Councilman Jim Clarke checked in on the subject late this afternoon, and after assessing his position, Meghan Sahli-Wells remains the only Councilperson – by miles – who is remotely supportive of the rent control concept. Ms. Sahli-Wells is an enthusiastic flag-bearer for such a policy, but none of her colleagues is within hailing distance of her stance, which means that rent control remains on ice for the foreseeable future.Or until Culver City freezes over. 

“You know me,” he said at the outset. “I always try to find a middle way.

“I think it is very tragic what happened to the folks in Culver City,” he said in reference to the two apartment dwellers who died suddenly last month shortly after being informed their rents would be hiked almost 100 percent.

Mr. Clarke said he was “not unsympathetic to their situation.

“But in one of those two apartment building situations, the owners had been there a long time and rents had been low. When new owners came in, they tried to make the rents closer to fair market value.

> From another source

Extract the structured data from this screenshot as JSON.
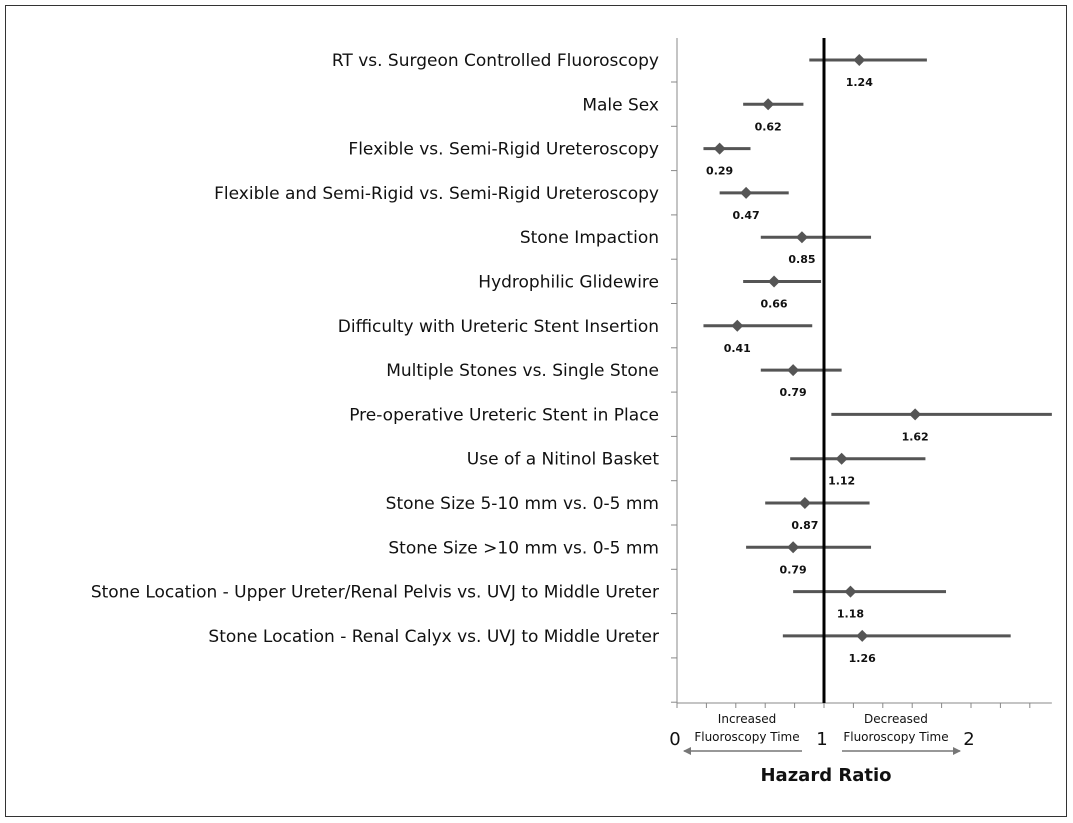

“My bottom line,” Mr. Clarke said, “is that I don’t support implementing rent control. However, I would put in requirements that any time a landlord either entertains an offer for purchase of the property, or a landlord tries to refinance his property, anything like that, the landlord would have to notify tenants at the outset.”

Mr. Clarke’s view does not ameliorate what rent control advocates assert is the root problem – gargantuan increases on vulnerable tenants, warning or not.

Mr. Clarke indicated he would not favor a cap on the amount rents could be increased “because it creates an artificial situation. I think our rents generally are lower than in surrounding communities.”